Hence we use another instance of the CScope module:

CScope instanciation used to check for control variables[41]==
$/Name/CScope.gnrc+instance=For +referto=For:inst
This macro is invoked in definition 47.
The parameter +instance=For modifies the identifiers used in the module to ForKey, ForRootScope, ForRangeScope, ForIdDef, ForIdUse, and such avoids name clashes with identifers of the modules used before. The parameter +referto=For causes the module to use key attributes named ForKey instead of Key. Hence, at a ForCtrl we can have both a Key attribute representing the variable according to the original scope rules and a ForKey attribute representing the object according to our For rules.

The condition for the warning then checks whether the variable is a for control variable (property IsForCtrl) and it is undefined with respect to uses in our "for ranges" (THIS.ForKey is NoKey). The warning has to depend on a computational state where th property IsForCtrl is set for all variables (INCLUDING Prog.GotForCtrl).

for control used outside of scope warning[42]==
SYMBOL Prog     INHERITS ForRootScope END;
SYMBOL ForStmt  INHERITS ForRangeScope END;
SYMBOL ForCtrl  INHERITS ForIdDefScope COMPUTE
  THIS.Sym = CONSTITUENT VarSet.Sym;
END;

SYMBOL VarSet INHERITS ForIdUseEnv, OutsideFor END;
SYMBOL VarUse INHERITS ForIdUseEnv, OutsideFor END;

SYMBOL OutsideFor COMPUTE
  IF (AND (NE (NoForCtrl, GetIsForCtrl (THIS.Key, NoForCtrl)),
        EQ (THIS.ForKey, NoKey)),
  message (WARNING, "for ctrl variable used outside for scope", 0, COORDREF))
  DEPENDS_ON INCLUDING Prog.GotForCtrl;
END;
This macro is invoked in definition 47.
Finally we check for control variables being assigned outside the for control part. We associate an attribute InForCtrl to Assign.
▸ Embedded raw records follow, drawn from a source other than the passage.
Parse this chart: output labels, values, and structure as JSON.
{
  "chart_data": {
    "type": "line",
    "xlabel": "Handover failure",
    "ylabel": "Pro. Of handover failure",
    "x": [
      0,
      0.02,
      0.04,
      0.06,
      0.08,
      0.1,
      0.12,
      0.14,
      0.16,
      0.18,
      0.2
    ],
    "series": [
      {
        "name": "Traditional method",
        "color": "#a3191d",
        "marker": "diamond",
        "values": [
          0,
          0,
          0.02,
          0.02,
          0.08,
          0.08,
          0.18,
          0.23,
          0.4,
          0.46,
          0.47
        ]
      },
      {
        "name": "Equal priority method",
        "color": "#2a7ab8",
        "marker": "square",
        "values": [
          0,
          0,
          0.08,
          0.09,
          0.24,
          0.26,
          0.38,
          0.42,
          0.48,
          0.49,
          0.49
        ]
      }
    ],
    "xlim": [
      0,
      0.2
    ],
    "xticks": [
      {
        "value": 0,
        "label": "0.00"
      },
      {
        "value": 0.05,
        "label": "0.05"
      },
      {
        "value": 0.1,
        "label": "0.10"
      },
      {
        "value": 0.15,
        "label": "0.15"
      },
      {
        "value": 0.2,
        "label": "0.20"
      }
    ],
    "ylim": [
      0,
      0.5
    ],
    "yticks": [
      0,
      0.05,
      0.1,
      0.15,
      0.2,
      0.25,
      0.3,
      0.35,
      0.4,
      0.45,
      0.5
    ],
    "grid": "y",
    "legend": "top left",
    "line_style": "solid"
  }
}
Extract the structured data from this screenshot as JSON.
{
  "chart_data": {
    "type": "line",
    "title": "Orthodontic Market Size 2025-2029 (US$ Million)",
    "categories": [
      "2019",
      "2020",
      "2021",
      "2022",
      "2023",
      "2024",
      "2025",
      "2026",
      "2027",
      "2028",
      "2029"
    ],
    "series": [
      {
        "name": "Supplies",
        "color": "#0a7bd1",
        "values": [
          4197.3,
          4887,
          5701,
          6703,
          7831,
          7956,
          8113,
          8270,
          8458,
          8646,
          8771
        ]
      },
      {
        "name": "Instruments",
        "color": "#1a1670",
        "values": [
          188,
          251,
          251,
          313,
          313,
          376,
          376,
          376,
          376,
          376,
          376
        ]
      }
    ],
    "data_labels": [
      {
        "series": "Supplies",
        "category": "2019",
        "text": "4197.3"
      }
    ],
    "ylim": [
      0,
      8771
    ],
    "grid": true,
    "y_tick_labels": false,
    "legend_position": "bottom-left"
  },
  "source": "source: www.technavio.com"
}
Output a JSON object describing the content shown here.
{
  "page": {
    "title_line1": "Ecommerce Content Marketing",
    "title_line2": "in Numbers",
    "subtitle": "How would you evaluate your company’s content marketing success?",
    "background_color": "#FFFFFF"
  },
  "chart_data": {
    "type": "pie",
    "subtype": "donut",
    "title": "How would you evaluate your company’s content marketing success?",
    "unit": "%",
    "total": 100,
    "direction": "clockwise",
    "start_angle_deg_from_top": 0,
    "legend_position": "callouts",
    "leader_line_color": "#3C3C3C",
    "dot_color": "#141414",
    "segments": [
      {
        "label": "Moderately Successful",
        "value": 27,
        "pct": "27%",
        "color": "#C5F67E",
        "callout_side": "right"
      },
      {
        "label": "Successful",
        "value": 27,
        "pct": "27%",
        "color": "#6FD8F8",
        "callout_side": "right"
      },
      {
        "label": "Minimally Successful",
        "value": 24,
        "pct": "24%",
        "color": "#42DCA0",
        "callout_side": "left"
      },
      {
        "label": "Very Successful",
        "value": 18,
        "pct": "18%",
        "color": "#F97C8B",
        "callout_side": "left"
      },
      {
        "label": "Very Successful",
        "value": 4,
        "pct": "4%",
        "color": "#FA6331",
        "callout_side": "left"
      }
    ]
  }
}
It indicates whether the Assign occurs in a for control part. (We use the same technique of SYMBOL computation and overriding as in the dangling else task.) Then the warning condition is similar to that of the above warning.
assignment to for control variable warning[43]==
ATTR InForCtrl: int;

SYMBOL Assign COMPUTE THIS.InForCtrl = 0; END;

RULE: ForStmt ::= 'for' '(' ForCtrl ';' Expr ';' Assign ')' Stmt COMPUTE
  Assign.InForCtrl = 1;
END;

RULE: ForCtrl ::= Assign COMPUTE
  Assign.InForCtrl = 1;
END;

RULE: Assign ::= VarSet '=' Expr COMPUTE
  IF (AND (NE (NoForCtrl, GetIsForCtrl (VarSet.Key, NoForCtrl)),
        NOT (Assign.InForCtrl)),
  message (WARNING, "assignment to for control variable", 0, COORDREF))
  DEPENDS_ON INCLUDING Prog.GotForCtrl;
END;
This macro is invoked in definition 47.

5.2 Output files

loop.pdl[44]==
for control property[38]
This macro is attached to an output file.
loop.head[45]==
possible values of for control property[39]
This macro is attached to an output file.
loop.lido[46]==
for control used in other statement warning[40]
This macro is attached to an output file.
loop.specs[47]==
CScope instanciation used to check for control variables[41]
for control used outside of scope warning[42]
assignment to for control variable warning[43]
This macro is attached to an output file.